Meinung : Länderfinanzausgleich: Reparaturbetrieb der Republik

Hermann Rudolph

Wenn es in den nächsten Tagen finanzpolitisch hart kommt, darf man sich wenigstens daran erinnern: Finanzausgleichsverhandlungen sind immer eine Quadratur des Kreises. Und wenn uns bis zum Wochenende, an dem die Grundzüge des neuen Ausgleichs ausgehandelt sein sollen, die Ohren dröhnen von Zahlen und Argumenten, von Forderungen und Drohungen, dann muss man wissen: Am Ende ist es immer ein Kraftakt, der, zumeist zu später Stunde, zu einem Ergebnis führt.

Allerdings: Kaum je vorher waren die Positionen so wenig vereinbar, die Fronten so zementiert wie diesmal. Deshalb bietet die Debatte, die nun in ihre vorläufige Endrunde einbiegen soll, auch das ärgerliche Bild von Gezänk und Gerangel. Da kann leicht übersehen werden, dass es in diesen drei Tagen nicht um das letzte Gefecht von föderalen Interessen-Vertretern geht, sondern um ein Herzstück der Politik.

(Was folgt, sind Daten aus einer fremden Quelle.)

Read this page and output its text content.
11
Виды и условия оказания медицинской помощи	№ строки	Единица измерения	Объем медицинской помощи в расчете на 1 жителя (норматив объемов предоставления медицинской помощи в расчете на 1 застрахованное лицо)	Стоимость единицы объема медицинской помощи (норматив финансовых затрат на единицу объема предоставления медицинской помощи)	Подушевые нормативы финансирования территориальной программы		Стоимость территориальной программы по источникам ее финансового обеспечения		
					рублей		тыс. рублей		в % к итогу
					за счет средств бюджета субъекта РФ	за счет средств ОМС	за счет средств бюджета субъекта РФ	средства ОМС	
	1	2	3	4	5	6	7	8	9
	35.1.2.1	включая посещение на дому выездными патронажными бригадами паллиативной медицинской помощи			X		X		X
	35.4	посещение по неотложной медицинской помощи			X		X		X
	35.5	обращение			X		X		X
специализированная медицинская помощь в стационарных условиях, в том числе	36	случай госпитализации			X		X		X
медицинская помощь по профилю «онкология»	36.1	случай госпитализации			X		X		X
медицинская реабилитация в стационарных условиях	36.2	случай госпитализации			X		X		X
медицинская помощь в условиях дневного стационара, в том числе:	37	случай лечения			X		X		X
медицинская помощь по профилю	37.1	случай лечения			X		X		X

Für die Bundesrepublik ist der Länderfinanzausgleich so etwas wie das Getriebe ihrer bundesstaatlichen Ordnung. Er soll nicht nur die Einheitlichkeit der Lebensverhältnisse gewährleisten, die ein Gebot des Grundgesetzes ist. Er sichert auch, dass alle 16 Länder ihre Rolle in diesem Bundesstaat spielen können, ob sie nun groß oder klein, arm oder reich sind. Dieses Getriebe hat immer geknirscht - einerseits, weil die Länder so unterschiedlich sind, andererseits, weil der Mechanismus, der den Ausgleich zu Stande bringen soll, seit langem klemmt und sich festzufressen droht. Seine Erneuerung ist seit langem dringlich. Aber nun, seit der Vereinigung, hat das Vorhaben auch noch eine Last zu tragen, die das System zu überfordern droht: die Kluft zwischen Ost- und West-Ländern.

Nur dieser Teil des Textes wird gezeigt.